Antinociceptive activity of a synthetic curcuminoid analogue, 2,6-bis-(4-hydroxy-3-methoxybenzylidene)cyclohexanone, on nociception-induced models in mice

Abstract: This study investigated the potential antinociceptive efficacy of a novel synthetic curcuminoid analogue, 2,6‐bis‐(4‐hydroxy‐3‐methoxybenzylidene)cyclohexanone (BHMC), using chemical‐ and thermal‐induced nociception test models in mice. BHMC (0.03, 0.1, 0.3 and 1.0 mg/kg) administered via intraperitoneal route (i.p.) produced significant dose‐related inhibition in the acetic acid‐induced abdominal constriction test in mice with an ID₅₀ of 0.15 (0.13–0.18) mg/kg. It was also demonstrated that BHMC produced significant inhibition in both neurogenic (first phase) and inflammatory phases (second phase) of the formalin‐induced paw licking test with an ID₅₀ of 0.35 (0.27–0.46) mg/kg and 0.07 (0.06–0.08) mg/kg, respectively.
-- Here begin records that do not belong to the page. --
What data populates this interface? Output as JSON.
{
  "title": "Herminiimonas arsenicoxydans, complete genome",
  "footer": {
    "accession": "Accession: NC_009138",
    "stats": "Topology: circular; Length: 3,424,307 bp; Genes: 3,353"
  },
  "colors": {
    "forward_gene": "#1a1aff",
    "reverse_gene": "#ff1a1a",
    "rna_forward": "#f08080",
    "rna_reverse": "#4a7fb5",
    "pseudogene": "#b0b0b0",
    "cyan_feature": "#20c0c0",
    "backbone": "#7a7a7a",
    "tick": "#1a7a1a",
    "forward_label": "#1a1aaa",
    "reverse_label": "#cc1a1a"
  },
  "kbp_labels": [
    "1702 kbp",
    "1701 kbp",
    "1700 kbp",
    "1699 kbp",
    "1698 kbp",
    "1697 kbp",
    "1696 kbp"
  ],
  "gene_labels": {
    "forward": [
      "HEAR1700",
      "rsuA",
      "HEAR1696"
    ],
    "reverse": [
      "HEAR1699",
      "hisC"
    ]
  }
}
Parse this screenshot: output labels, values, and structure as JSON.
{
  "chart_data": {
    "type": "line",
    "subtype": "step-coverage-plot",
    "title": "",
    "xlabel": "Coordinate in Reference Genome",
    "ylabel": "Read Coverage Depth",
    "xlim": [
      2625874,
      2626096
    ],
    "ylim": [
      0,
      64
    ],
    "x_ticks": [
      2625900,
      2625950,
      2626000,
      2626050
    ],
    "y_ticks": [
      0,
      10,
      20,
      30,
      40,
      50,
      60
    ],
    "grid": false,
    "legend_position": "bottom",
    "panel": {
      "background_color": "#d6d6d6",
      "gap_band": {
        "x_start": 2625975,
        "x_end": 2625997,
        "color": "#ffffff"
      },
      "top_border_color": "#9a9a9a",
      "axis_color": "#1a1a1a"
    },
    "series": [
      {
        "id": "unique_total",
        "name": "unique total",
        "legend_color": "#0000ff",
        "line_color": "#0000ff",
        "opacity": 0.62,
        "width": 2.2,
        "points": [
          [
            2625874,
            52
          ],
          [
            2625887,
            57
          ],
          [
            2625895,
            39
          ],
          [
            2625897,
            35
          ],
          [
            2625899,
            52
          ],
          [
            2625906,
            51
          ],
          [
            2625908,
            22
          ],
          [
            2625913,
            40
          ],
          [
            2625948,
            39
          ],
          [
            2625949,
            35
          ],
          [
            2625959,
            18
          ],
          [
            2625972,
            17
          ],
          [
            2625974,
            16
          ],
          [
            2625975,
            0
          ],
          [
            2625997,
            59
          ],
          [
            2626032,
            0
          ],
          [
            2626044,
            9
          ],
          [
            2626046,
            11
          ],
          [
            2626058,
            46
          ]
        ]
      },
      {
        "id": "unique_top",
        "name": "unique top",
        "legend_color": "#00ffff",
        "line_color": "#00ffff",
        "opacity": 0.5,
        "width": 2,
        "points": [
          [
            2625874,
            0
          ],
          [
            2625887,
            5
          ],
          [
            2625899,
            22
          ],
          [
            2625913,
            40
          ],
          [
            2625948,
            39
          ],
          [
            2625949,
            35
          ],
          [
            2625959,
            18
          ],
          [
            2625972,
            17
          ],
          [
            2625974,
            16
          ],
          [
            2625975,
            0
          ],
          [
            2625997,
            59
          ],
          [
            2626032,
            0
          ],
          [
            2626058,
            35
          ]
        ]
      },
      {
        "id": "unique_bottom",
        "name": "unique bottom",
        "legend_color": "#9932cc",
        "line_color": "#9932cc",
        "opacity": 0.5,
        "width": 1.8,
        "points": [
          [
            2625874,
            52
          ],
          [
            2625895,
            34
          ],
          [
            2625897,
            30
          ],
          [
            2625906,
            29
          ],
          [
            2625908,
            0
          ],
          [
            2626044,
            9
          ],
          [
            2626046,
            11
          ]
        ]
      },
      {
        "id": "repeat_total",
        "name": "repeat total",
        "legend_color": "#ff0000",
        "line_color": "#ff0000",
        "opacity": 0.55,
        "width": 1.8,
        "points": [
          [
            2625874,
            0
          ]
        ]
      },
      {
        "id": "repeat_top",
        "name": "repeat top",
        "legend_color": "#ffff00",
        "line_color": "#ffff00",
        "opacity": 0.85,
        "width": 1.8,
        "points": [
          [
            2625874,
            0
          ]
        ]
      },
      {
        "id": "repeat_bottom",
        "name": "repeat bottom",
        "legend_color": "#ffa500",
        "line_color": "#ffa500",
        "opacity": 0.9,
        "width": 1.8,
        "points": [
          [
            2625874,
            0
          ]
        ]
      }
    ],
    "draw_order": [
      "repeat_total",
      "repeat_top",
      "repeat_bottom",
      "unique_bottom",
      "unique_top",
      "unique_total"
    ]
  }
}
Similarly, BHMC also exerted significant increase in the response latency period in the hot‐plate test. Moreover, the antinociceptive effect of the BHMC in the formalin‐induced paw licking test and the hot‐plate test was antagonized by pre‐treatment with the non‐selective opioid receptor antagonist, naloxone. Together, these results indicate that the compound acts both centrally and peripherally. In addition, administration of BHMC exhibited significant inhibition of the neurogenic nociception induced by intraplantar injections of glutamate and capsaicin with ID₅₀ of 0.66 (0.41–1.07) mg/kg and 0.42 (0.38–0.51) mg/kg, respectively. Finally, it was also shown that BHMC‐induced antinociception was devoid of toxic effects and its antinociceptive effect was associated with neither muscle relaxant nor sedative action. In conclusion, BHMC at all doses investigated did not cause any toxic and sedative effects and produced pronounced central and peripheral antinociceptive activities. The central antinociceptive activity of BHMC was possibly mediated through activation of the opioid system as well as inhibition of the glutamatergic system and TRPV1 receptors, while the peripheral antinociceptive activity was perhaps mediated through inhibition of various inflammatory mediators.